Configuration management platform teams must effectively measure, manage and communicate the performance of their platforms, which up to this point has not been trivial, because of bespoke tooling that creates and mutates infrastructure resources in imperative ways. Ansible, Puppet, Pulumi, and Terraform are often used by individual developers and SREs without their organizations having a good grasp on overarching performance. Thus there can be many factors influencing resource request delivery times. Measurements, data consolidation and developing performance objectives is more complex due to the lack of platform APIs. Note, that some platform teams create custom applications with a custom API. Measuring their end-to-end performance is often still an afterthought, especially when part of cascading software supply tool chains. By building an internal developer platform, especially when using Upbound, developing and offering platform performance guarantees will be more simple and achievable because of the built-in framework capabilities, such as service level indicator metric counters, and inferring compliance and corporate guidance.

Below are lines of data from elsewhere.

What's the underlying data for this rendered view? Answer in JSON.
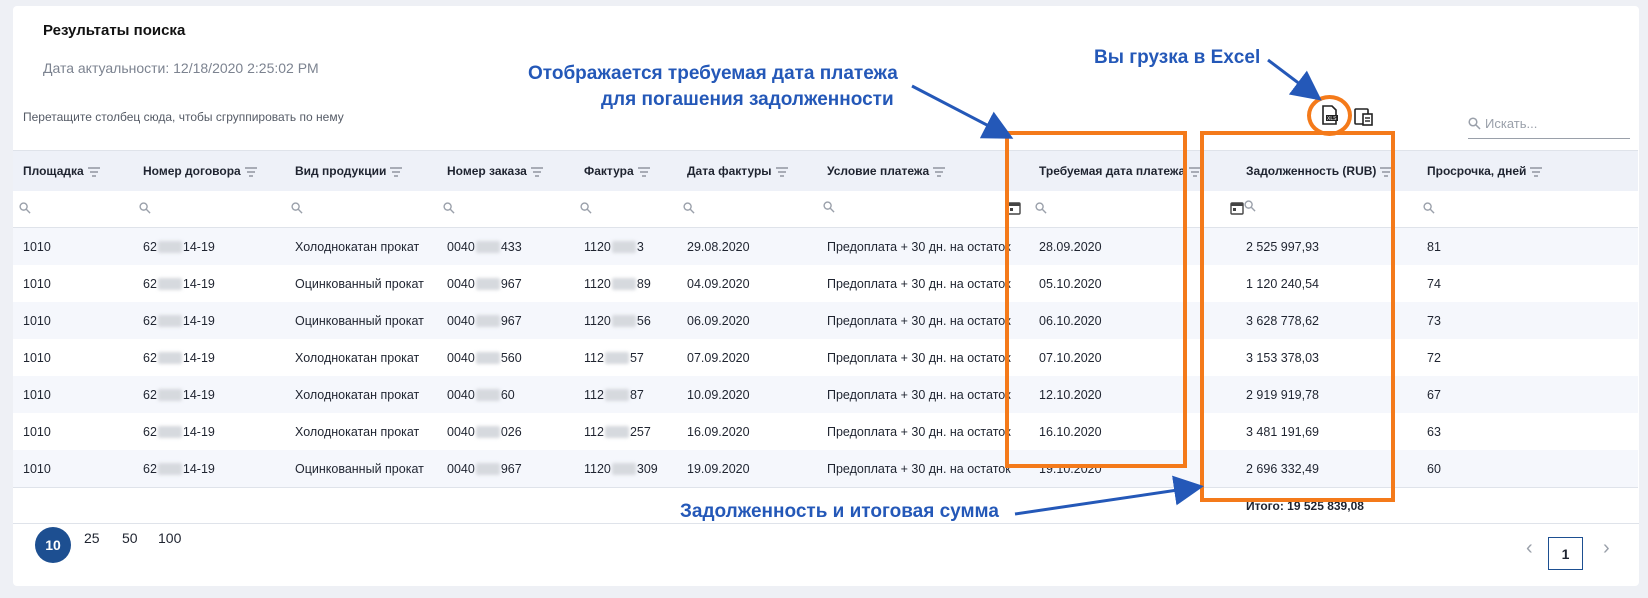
{
  "panel": {
    "title": "Результаты поиска",
    "actuality": "Дата актуальности: 12/18/2020 2:25:02 PM",
    "group_hint": "Перетащите столбец сюда, чтобы сгруппировать по нему",
    "search_placeholder": "Искать..."
  },
  "columns": [
    "Площадка",
    "Номер договора",
    "Вид продукции",
    "Номер заказа",
    "Фактура",
    "Дата фактуры",
    "Условие платежа",
    "Требуемая дата платежа",
    "Задолженность (RUB)",
    "Просрочка, дней"
  ],
  "rows": [
    {
      "site": "1010",
      "contract_a": "62",
      "contract_b": "14-19",
      "product": "Холоднокатан прокат",
      "order_a": "0040",
      "order_b": "433",
      "invoice_a": "1120",
      "invoice_b": "3",
      "invoice_date": "29.08.2020",
      "terms": "Предоплата + 30 дн. на остаток",
      "due_date": "28.09.2020",
      "debt": "2 525 997,93",
      "overdue": "81"
    },
    {
      "site": "1010",
      "contract_a": "62",
      "contract_b": "14-19",
      "product": "Оцинкованный прокат",
      "order_a": "0040",
      "order_b": "967",
      "invoice_a": "1120",
      "invoice_b": "89",
      "invoice_date": "04.09.2020",
      "terms": "Предоплата + 30 дн. на остаток",
      "due_date": "05.10.2020",
      "debt": "1 120 240,54",
      "overdue": "74"
    },
    {
      "site": "1010",
      "contract_a": "62",
      "contract_b": "14-19",
      "product": "Оцинкованный прокат",
      "order_a": "0040",
      "order_b": "967",
      "invoice_a": "1120",
      "invoice_b": "56",
      "invoice_date": "06.09.2020",
      "terms": "Предоплата + 30 дн. на остаток",
      "due_date": "06.10.2020",
      "debt": "3 628 778,62",
      "overdue": "73"
    },
    {
      "site": "1010",
      "contract_a": "62",
      "contract_b": "14-19",
      "product": "Холоднокатан прокат",
      "order_a": "0040",
      "order_b": "560",
      "invoice_a": "112",
      "invoice_b": "57",
      "invoice_date": "07.09.2020",
      "terms": "Предоплата + 30 дн. на остаток",
      "due_date": "07.10.2020",
      "debt": "3 153 378,03",
      "overdue": "72"
    },
    {
      "site": "1010",
      "contract_a": "62",
      "contract_b": "14-19",
      "product": "Холоднокатан прокат",
      "order_a": "0040",
      "order_b": "60",
      "invoice_a": "112",
      "invoice_b": "87",
      "invoice_date": "10.09.2020",
      "terms": "Предоплата + 30 дн. на остаток",
      "due_date": "12.10.2020",
      "debt": "2 919 919,78",
      "overdue": "67"
    },
    {
      "site": "1010",
      "contract_a": "62",
      "contract_b": "14-19",
      "product": "Холоднокатан прокат",
      "order_a": "0040",
      "order_b": "026",
      "invoice_a": "112",
      "invoice_b": "257",
      "invoice_date": "16.09.2020",
      "terms": "Предоплата + 30 дн. на остаток",
      "due_date": "16.10.2020",
      "debt": "3 481 191,69",
      "overdue": "63"
    },
    {
      "site": "1010",
      "contract_a": "62",
      "contract_b": "14-19",
      "product": "Оцинкованный прокат",
      "order_a": "0040",
      "order_b": "967",
      "invoice_a": "1120",
      "invoice_b": "309",
      "invoice_date": "19.09.2020",
      "terms": "Предоплата + 30 дн. на остаток",
      "due_date": "19.10.2020",
      "debt": "2 696 332,49",
      "overdue": "60"
    }
  ],
  "total": "Итого: 19 525 839,08",
  "pagination": {
    "sizes": [
      "10",
      "25",
      "50",
      "100"
    ],
    "active_size": "10",
    "current_page": "1"
  },
  "annotations": {
    "due_date_line1": "Отображается требуемая дата платежа",
    "due_date_line2": "для погашения задолженности",
    "excel": "Вы грузка в Excel",
    "debt_total": "Задолженность и итоговая сумма"
  },
  "colors": {
    "accent": "#1d4f91",
    "highlight": "#f47a1a",
    "annotation_text": "#2458b8",
    "header_bg": "#eef1f8"
  },
  "icons": [
    "excel-export-icon",
    "column-chooser-icon",
    "search-icon",
    "filter-icon",
    "calendar-icon",
    "chevron-left-icon",
    "chevron-right-icon"
  ]
}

Understanding SLAs, SLOs, and SLIs

Let’s look at how we can develop and offer platform performance guarantees. This is where Service Level Agreements (SLAs), Service Level Objectives (SLOs), and Service Level Indicators (SLIs) come into play.

Service Level Agreement (SLA): The agreement you make with your clients, users and application teams. This may be a contractual obligation between a service provider and a customer, defining the expected service quality and potential penalties when that quality is not met. Create a unique SLA for each platform service and cover expected and unexpected exceptions.

Service Level Objective (SLO): The objectives your team must hit to meet the agreement. This is a quantitative measure of a service’s performance, used to track progress towards meeting SLAs. Create SLOs that support the SLA.

Service Level Indicator (SLI): The real numbers on your performance. This is a measurable metric used to evaluate the SLO. Set realistic targets based on business goals and platform capabilities.

By defining clear SLAs, SLOs, and SLIs, teams can establish expectations, monitor performance, and identify areas for improvement. This SLO Development Life Cycle document explains how to generally develop your objectives.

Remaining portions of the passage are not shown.